[OSM-dev] Proposal: Database accelerator and dirty tile marker based on simple algorithm.

Etienne 80n80n at gmail.com
Sat Sep 16 22:23:01 BST 2006


On 9/16/06, Nick Hill <nick at nickhill.co.uk> wrote:
>
> Nick Hill wrote:
>
> > So I propose that if we should use a quad-tree principle, it would be on
> > the basis of coding complexity comparison, computing requirement, data
> > locality in database (areas on the hard drive roughly corresponding to
> > localities in real world) and whether the easier selection of larger
> > areas is justifiable.
> >
>
> Developing this still further, we will want to have a scalable map which
> operates over a wide range of zooms. At close zoom levels, fie features
> are selected and shown. At lower zoom levels, large lakes and parks, A,
> B, Motorways and rail lines shown. At lower level, A, Motorway and
> intercity rail network shown. Lower level, Motorways and intercity
> lines. Lowest zooms, very large features such as huge inland lakes. All
> zooms, country outlines.
>
> By using a quad-tree style tile to represent the 16
> most-significant-bits of objects lat and lon (32 bits), the selection of
> areas on a regional and country scale would be made simpler and less DB
> intensive.
>
> To achieve this sort of scalability, we would need a table with
> basically 3 fields. Quadtree-style tile 32 bit (with interleaved
> lat/lon), Object zoom value (the maximum zoom level an object will
> remain visible at) and reference to object.
>
> There is a problem where large scale views of an area will constantly be
> invalidated by small changes in the area, despite those changes not
> affecting objects visible at the current zoom level.
>
> For example, you may view the whole London area A-road network. From one
> view to the next, the whole lot will be invalidated from tiny changes to
> minor roads, which are not visible at your zoom level.
>
> This is where the variable bitmask and zoom level become one of the same
> thing.
>
> If a feature with a zoom value of 0 is modified, only the smallest
> invalidation tile has it's timestamp updated and the tile location
> written to the invalidation table.
>
> If a feature with zoom value 1 is modified or created, exactly the same
> happens for 0. After that update, the last 2 bits of the quad-tree tile
> are set to 0 and an entry is put into/timestamp updated for zoom level 1.
>
> If a feature with zoom value 2 is modified or created, exactly the same
> happens for 0 and for 1. After those updates, the last 4 bits of the
> quad-tree tile are set to 0 and an entry is put into/timestamp updated
> for zoom level 2.
>
> and so on.
>
> This way, a tile is only invalidated if an object which will show at
> that zoom level is changed.
>
> The table has a primary key based on invalidation tile and zoom level.
> Inserts to the table are set to update on duplicate so only the freshest
> time stamp for an area is kept.
>
> I wonder if tomorrow I will understand what I have just written?

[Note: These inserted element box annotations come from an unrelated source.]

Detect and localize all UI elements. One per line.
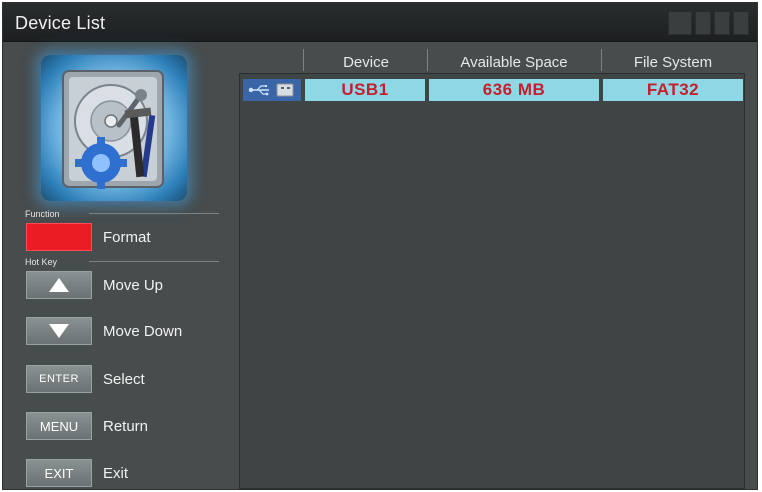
column-separator [427, 49, 428, 71]
device-list-screen: Device List Function Format Hot Key Move… [2, 2, 758, 490]
column-separator [601, 49, 602, 71]
enter-button[interactable]: ENTER [26, 365, 92, 393]
format-label: Format [103, 229, 151, 246]
device-list-panel[interactable] [239, 73, 745, 489]
move-up-label: Move Up [103, 277, 164, 294]
function-divider [89, 213, 219, 214]
select-label: Select [103, 371, 145, 388]
hotkey-divider [89, 261, 219, 262]
exit-button[interactable]: EXIT [26, 459, 92, 487]
title-deco-block [695, 11, 711, 35]
move-down-button[interactable] [26, 317, 92, 345]
available-space-cell[interactable]: 636 MB [429, 79, 599, 101]
window-title: Device List [15, 13, 106, 33]
move-down-label: Move Down [103, 323, 183, 340]
column-header-device: Device [343, 54, 389, 71]
move-up-button[interactable] [26, 271, 92, 299]
usb-icon [248, 83, 294, 97]
hotkey-section-label: Hot Key [25, 257, 58, 267]
function-section-label: Function [25, 209, 60, 219]
title-deco-block [714, 11, 730, 35]
title-deco-block [668, 11, 692, 35]
title-decoration [668, 11, 749, 35]
exit-label: Exit [103, 465, 129, 482]
column-separator [303, 49, 304, 71]
title-deco-block [733, 11, 749, 35]
column-header-available-space: Available Space [460, 54, 568, 71]
red-key-button[interactable] [26, 223, 92, 251]
hard-disk-tools-icon [41, 55, 187, 201]
arrow-up-icon [49, 278, 69, 292]
return-label: Return [103, 418, 149, 435]
arrow-down-icon [49, 324, 69, 338]
device-row-icon-cell[interactable] [243, 79, 301, 101]
device-name-cell[interactable]: USB1 [305, 79, 425, 101]
menu-button[interactable]: MENU [26, 412, 92, 440]
title-bar: Device List [3, 3, 757, 42]
column-header-file-system: File System [633, 54, 713, 71]
file-system-cell[interactable]: FAT32 [603, 79, 743, 101]
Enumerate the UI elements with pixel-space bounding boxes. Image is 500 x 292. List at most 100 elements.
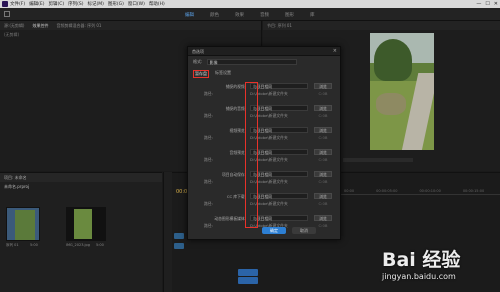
video-tree: [374, 39, 412, 81]
project-item-name: IMG_2023.jpg: [66, 243, 90, 247]
watermark-brand: Bai 经验: [382, 249, 461, 271]
setting-location-select[interactable]: 与项目相同: [250, 105, 308, 111]
menu-file[interactable]: 文件(F): [10, 1, 25, 7]
project-file-name: 未命名.prproj: [4, 184, 30, 189]
browse-button[interactable]: 浏览: [314, 171, 332, 177]
minimize-icon[interactable]: —: [476, 1, 481, 7]
browse-button[interactable]: 浏览: [314, 193, 332, 199]
format-label: 格式:: [193, 59, 203, 64]
free-space: C:0B: [318, 201, 328, 206]
video-dirt: [376, 93, 406, 115]
timeline-clip[interactable]: [238, 277, 258, 284]
ok-button[interactable]: 确定: [262, 227, 286, 234]
setting-location-select[interactable]: 与项目相同: [250, 149, 308, 155]
format-row: 格式: 影像: [193, 59, 297, 65]
tab-effect-controls[interactable]: 效果控件: [32, 23, 48, 28]
program-monitor-video: [370, 33, 434, 151]
source-panel-tabs: 源:(无剪辑) 效果控件 音频剪辑混合器: 序列 01: [0, 21, 261, 30]
browse-button[interactable]: 浏览: [314, 127, 332, 133]
ruler-tick-label: 00:00:10:00: [419, 189, 441, 193]
browse-button[interactable]: 浏览: [314, 83, 332, 89]
close-icon[interactable]: ×: [333, 48, 337, 54]
path-label: 路径:: [204, 135, 213, 140]
path-label: 路径:: [204, 113, 213, 118]
menubar: 文件(F) 编辑(E) 剪辑(C) 序列(S) 标记(M) 图形(G) 窗口(W…: [0, 0, 500, 8]
browse-button[interactable]: 浏览: [314, 149, 332, 155]
menu-graphics[interactable]: 图形(G): [108, 1, 124, 7]
setting-location-select[interactable]: 与项目相同: [250, 215, 308, 221]
setting-location-select[interactable]: 与项目相同: [250, 83, 308, 89]
cancel-button[interactable]: 取消: [292, 227, 316, 234]
window-controls: — ☐ ✕: [476, 1, 498, 7]
menu-marker[interactable]: 标记(M): [88, 1, 104, 7]
workspace-tab-color[interactable]: 颜色: [210, 12, 219, 18]
setting-name: 捕捉的音频:: [225, 106, 246, 111]
workspace-tab-audio[interactable]: 音频: [260, 12, 269, 18]
format-value: 影像: [209, 60, 218, 65]
close-icon[interactable]: ✕: [494, 1, 498, 7]
setting-location-select[interactable]: 与项目相同: [250, 171, 308, 177]
timeline-ruler[interactable]: 00:00 00:00:05:00 00:00:10:00 00:00:15:0…: [340, 189, 500, 195]
tab-label-settings[interactable]: 标签设置: [215, 70, 231, 78]
ruler-tick-label: 00:00: [344, 189, 355, 193]
free-space: C:0B: [318, 113, 328, 118]
project-panel-tab[interactable]: 项目: 未命名: [0, 173, 162, 182]
menu-sequence[interactable]: 序列(S): [68, 1, 83, 7]
tab-source[interactable]: 源:(无剪辑): [4, 23, 24, 28]
dialog-tabs: 暂存盘 标签设置: [193, 70, 231, 78]
track-target-a1[interactable]: [174, 243, 184, 249]
setting-captured-audio: 捕捉的音频: 与项目相同 浏览 路径: D:\Adobe\新建文件夹 C:0B: [196, 105, 336, 121]
tab-scratch-disks[interactable]: 暂存盘: [193, 70, 209, 78]
setting-location-select[interactable]: 与项目相同: [250, 193, 308, 199]
premiere-logo-icon: [2, 1, 8, 7]
setting-name: 捕捉的视频:: [225, 84, 246, 89]
path-label: 路径:: [204, 179, 213, 184]
timeline-clip[interactable]: [238, 269, 258, 276]
ruler-tick-label: 00:00:15:00: [462, 189, 485, 193]
menu-window[interactable]: 窗口(W): [128, 1, 145, 7]
workspace-tabs: 编辑 颜色 效果 音频 图形 库: [185, 12, 315, 18]
workspace-tab-graphics[interactable]: 图形: [285, 12, 294, 18]
setting-audio-previews: 音频预览: 与项目相同 浏览 路径: D:\Adobe\新建文件夹 C:0B: [196, 149, 336, 165]
tab-audio-mixer[interactable]: 音频剪辑混合器: 序列 01: [56, 23, 101, 28]
home-icon[interactable]: [4, 11, 10, 17]
setting-project-auto-save: 项目自动保存: 与项目相同 浏览 路径: D:\Adobe\新建文件夹 C:0B: [196, 171, 336, 187]
dialog-title: 首选项: [188, 47, 340, 56]
path-label: 路径:: [204, 223, 213, 228]
project-item-duration: 5:00: [30, 243, 38, 247]
project-item-name: 序列 01: [6, 243, 19, 247]
ruler-tick-label: 00:00:05:00: [376, 189, 398, 193]
setting-name: 动态图形模板媒体:: [214, 216, 246, 221]
menu-clip[interactable]: 剪辑(C): [48, 1, 64, 7]
workspace-tab-libraries[interactable]: 库: [310, 12, 315, 18]
setting-name: 音频预览:: [229, 150, 246, 155]
thumbnail-image: [74, 209, 92, 239]
maximize-icon[interactable]: ☐: [485, 1, 489, 7]
track-target-v1[interactable]: [174, 233, 184, 239]
watermark-site: jingyan.baidu.com: [382, 272, 456, 281]
workspace-tab-edit[interactable]: 编辑: [185, 12, 194, 18]
menu-edit[interactable]: 编辑(E): [29, 1, 44, 7]
path-label: 路径:: [204, 201, 213, 206]
path-label: 路径:: [204, 91, 213, 96]
playback-controls-bar[interactable]: [343, 158, 413, 162]
highlight-annotation: [245, 82, 258, 228]
menu-help[interactable]: 帮助(H): [149, 1, 165, 7]
project-item-duration: 5:00: [96, 243, 104, 247]
setting-video-previews: 视频预览: 与项目相同 浏览 路径: D:\Adobe\新建文件夹 C:0B: [196, 127, 336, 143]
preferences-dialog: 首选项 × 格式: 影像 暂存盘 标签设置 捕捉的视频: 与项目相同 浏览 路径…: [187, 46, 341, 240]
project-item-thumbnail[interactable]: [66, 207, 106, 241]
baidu-watermark: Bai 经验 jingyan.baidu.com: [382, 245, 500, 292]
setting-name: CC 库下载:: [226, 194, 246, 199]
program-panel-tab[interactable]: 节目: 序列 01: [263, 21, 500, 30]
format-select[interactable]: 影像: [206, 59, 297, 65]
browse-button[interactable]: 浏览: [314, 105, 332, 111]
setting-location-select[interactable]: 与项目相同: [250, 127, 308, 133]
workspace-bar: 编辑 颜色 效果 音频 图形 库: [0, 8, 500, 21]
setting-cc-libraries: CC 库下载: 与项目相同 浏览 路径: D:\Adobe\新建文件夹 C:0B: [196, 193, 336, 209]
free-space: C:0B: [318, 179, 328, 184]
setting-name: 视频预览:: [229, 128, 246, 133]
project-item-thumbnail[interactable]: [6, 207, 40, 241]
workspace-tab-effects[interactable]: 效果: [235, 12, 244, 18]
browse-button[interactable]: 浏览: [314, 215, 332, 221]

Currently most detail is recorded to about 10m accuracy which is good enough
for roads.  It is possible (a long time in the future) that  we will be
recording detail at 1m, 10cm or even 1cm accuracy.  This will be good enough
to record the outline of residential houses, street furniture and the like.


If you use zoom level 0 as the lowest level of detail then you would need to
introduce zoom levels -1, -2 etc to cater for increased detail.  If you call
the very highest level 0 and work down then you wouldn't have this problem.

Likewise the alpha-quadtree proposal, because it is variable length, seems
to me to be infinitely extensible in the detail direction.  I'm not sure
that the 32-bit approach would be so easily extensible.